The University of Arizona has made tremendous strides in its effort to provide a world-class educational experience at an affordable price, according to Money Magazine.
The UA jumped 139 places in the publication's sixth annual Best Colleges for your Money ranking, released Monday. The UA finished 170th out of 744 U.S. colleges and universities, compared with 309th in 2018 and 325th in 2017.
The UA also finished in the top 100 among public universities, placing at No. 89.
"This monumental leap in these rankings reflects our efforts to ensure that earning a degree at the University of Arizona is both a sound educational and financial decision," said UA President Robert C. Robbins. "We take immense pride in the value of our degrees, both from an experiential standpoint and from what that experience allows our students to achieve as a return on their investment."
The UA's improvement in the rankings can be attributed to an increase in the university's graduation rate, alongside a decrease in the net price of a degree. Money calculates net price as an estimated amount a typical freshman starting in 2019 will pay to earn a degree, while taking into account the college's overall price, how much the school awards in grants and scholarships, and the average time it takes students to graduate from the school as reported to the U.S. Department of Education.
Money Magazine's annual analysis considers more than 19,000 data points, including graduation rates, tuition fees, family borrowing and alumni salaries in its effort to identify the colleges that best combine quality and affordability.

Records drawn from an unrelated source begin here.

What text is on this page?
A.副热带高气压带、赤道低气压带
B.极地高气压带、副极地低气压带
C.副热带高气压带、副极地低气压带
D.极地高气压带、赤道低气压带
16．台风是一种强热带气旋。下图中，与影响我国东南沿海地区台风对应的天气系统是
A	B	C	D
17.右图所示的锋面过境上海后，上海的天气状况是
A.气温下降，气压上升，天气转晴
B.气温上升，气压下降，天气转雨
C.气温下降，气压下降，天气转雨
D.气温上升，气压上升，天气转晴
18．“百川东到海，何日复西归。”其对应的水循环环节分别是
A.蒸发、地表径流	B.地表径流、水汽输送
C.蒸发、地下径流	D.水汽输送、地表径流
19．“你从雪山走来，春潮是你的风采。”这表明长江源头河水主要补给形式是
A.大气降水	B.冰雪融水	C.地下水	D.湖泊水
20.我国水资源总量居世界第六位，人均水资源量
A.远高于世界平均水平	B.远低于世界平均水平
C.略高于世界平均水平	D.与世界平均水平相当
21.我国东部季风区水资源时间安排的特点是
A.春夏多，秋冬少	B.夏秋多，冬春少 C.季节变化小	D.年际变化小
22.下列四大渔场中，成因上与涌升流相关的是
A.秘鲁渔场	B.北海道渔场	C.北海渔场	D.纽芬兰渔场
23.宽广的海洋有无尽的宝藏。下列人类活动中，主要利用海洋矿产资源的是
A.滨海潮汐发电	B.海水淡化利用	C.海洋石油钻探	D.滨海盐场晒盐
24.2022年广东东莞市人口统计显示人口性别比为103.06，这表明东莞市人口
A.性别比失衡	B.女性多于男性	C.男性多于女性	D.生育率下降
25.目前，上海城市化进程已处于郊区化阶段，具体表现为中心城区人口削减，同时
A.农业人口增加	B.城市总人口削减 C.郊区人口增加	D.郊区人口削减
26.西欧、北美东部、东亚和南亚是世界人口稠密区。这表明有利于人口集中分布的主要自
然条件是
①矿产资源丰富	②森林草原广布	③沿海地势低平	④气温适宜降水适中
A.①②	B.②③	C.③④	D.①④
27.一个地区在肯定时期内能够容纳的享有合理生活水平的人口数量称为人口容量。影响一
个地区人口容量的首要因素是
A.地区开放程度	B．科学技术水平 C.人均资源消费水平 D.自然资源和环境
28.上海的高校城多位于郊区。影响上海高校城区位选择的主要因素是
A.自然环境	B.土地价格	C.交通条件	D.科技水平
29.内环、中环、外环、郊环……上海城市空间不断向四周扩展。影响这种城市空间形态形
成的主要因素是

Money looks at each institution's quality of education, affordability and post-graduation outcomes and breaks those into 26 separate factors. Data collection and analysis for the rankings were led by American Institutes for Research. Data sources include the U.S. Department of Education, Peterson's, PayScale.com and calculations from Money and College Measures.
The UA also made significant gains in Forbes' fourth annual Best Value Colleges list, released in May, rising 46 spots to No. 62 overall.